Proximity bias refers to when people in positions of authority show favouritism or give preferential treatment to employees who are closest to them physically.

The increase in remote and hybrid-working models across the UK has caused proximity bias to spike, as those in positions of management connect more favourably with those they see in person rather than online.

Why is it a problem in today’s workplace?

A key driver of proximity bias is the antiquated assumption that people are more productive in an office environment than at home. This has led to the tendency to overvalue colleagues that are physically present over those that are connected remotely.

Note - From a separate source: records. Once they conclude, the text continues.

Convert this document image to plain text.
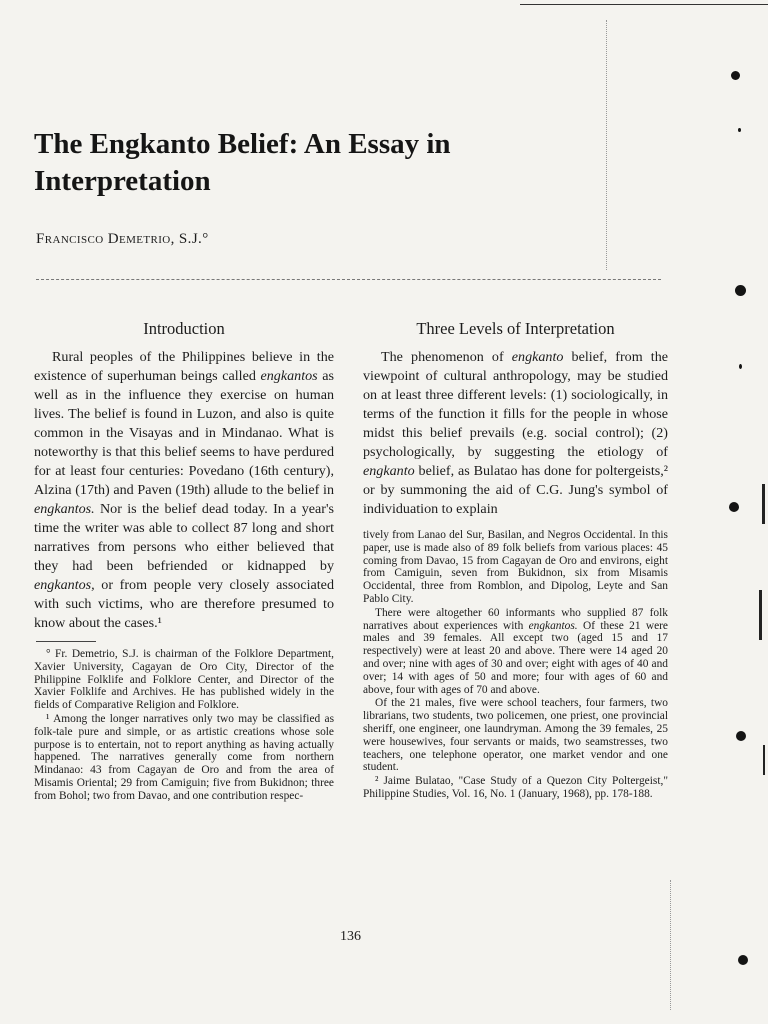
The Engkanto Belief: An Essay in Interpretation

Francisco Demetrio, S.J.°

Introduction

Rural peoples of the Philippines believe in the existence of superhuman beings called engkantos as well as in the influence they exercise on human lives. The belief is found in Luzon, and also is quite common in the Visayas and in Mindanao. What is noteworthy is that this belief seems to have perdured for at least four centuries: Povedano (16th century), Alzina (17th) and Paven (19th) allude to the belief in engkantos. Nor is the belief dead today. In a year's time the writer was able to collect 87 long and short narratives from persons who either believed that they had been befriended or kidnapped by engkantos, or from people very closely associated with such victims, who are therefore presumed to know about the cases.¹

° Fr. Demetrio, S.J. is chairman of the Folklore Department, Xavier University, Cagayan de Oro City, Director of the Philippine Folklife and Folklore Center, and Director of the Xavier Folklife and Archives. He has published widely in the fields of Comparative Religion and Folklore.

¹ Among the longer narratives only two may be classified as folk-tale pure and simple, or as artistic creations whose sole purpose is to entertain, not to report anything as having actually happened. The narratives generally come from northern Mindanao: 43 from Cagayan de Oro and from the area of Misamis Oriental; 29 from Camiguin; five from Bukidnon; three from Bohol; two from Davao, and one contribution respec-

Three Levels of Interpretation

The phenomenon of engkanto belief, from the viewpoint of cultural anthropology, may be studied on at least three different levels: (1) sociologically, in terms of the function it fills for the people in whose midst this belief prevails (e.g. social control); (2) psychologically, by suggesting the etiology of engkanto belief, as Bulatao has done for poltergeists,² or by summoning the aid of C.G. Jung's symbol of individuation to explain

tively from Lanao del Sur, Basilan, and Negros Occidental. In this paper, use is made also of 89 folk beliefs from various places: 45 coming from Davao, 15 from Cagayan de Oro and environs, eight from Camiguin, seven from Bukidnon, six from Misamis Occidental, three from Romblon, and Dipolog, Leyte and San Pablo City.

There were altogether 60 informants who supplied 87 folk narratives about experiences with engkantos. Of these 21 were males and 39 females. All except two (aged 15 and 17 respectively) were at least 20 and above. There were 14 aged 20 and over; nine with ages of 30 and over; eight with ages of 40 and over; 14 with ages of 50 and more; four with ages of 60 and above, four with ages of 70 and above.

Of the 21 males, five were school teachers, four farmers, two librarians, two students, two policemen, one priest, one provincial sheriff, one engineer, one laundryman. Among the 39 females, 25 were housewives, four servants or maids, two seamstresses, two teachers, one telephone operator, one market vendor and one student.

² Jaime Bulatao, "Case Study of a Quezon City Poltergeist," Philippine Studies, Vol. 16, No. 1 (January, 1968), pp. 178-188.

136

Further problems can arise, such as evaluating the work of onsite employees more highly than remote colleagues regardless of objective performance metrics, as well as further biases when projects are offered to onsite employees first.

These favouritisms can make remote workers feel disengaged and dispirited about their performance and career development opportunities, leading to further retraction from the business and company culture.

How to overcome proximity bias

Retaining remote and flexible working models is a key part of workplace equality, inclusion and diversity, so how do we avoid proximity bias?

  1. Consciously stay connected: Host regular 1-2-1s with each team member so no one gets left out of the loop.


  1. Switch your focus to output and outcomes: Ensure performance reviews are centred on what’s been achieved, not how much work you perceive to have been done.


  1. Be aware: Educate yourself and other managers about proximity bias – and all types of bias – so it’s top of mind and you can recognise when it may be at play.


  1. Request feedback: Proximity bias won’t go away overnight so ask for regular feedback from your remote/hybrid workers.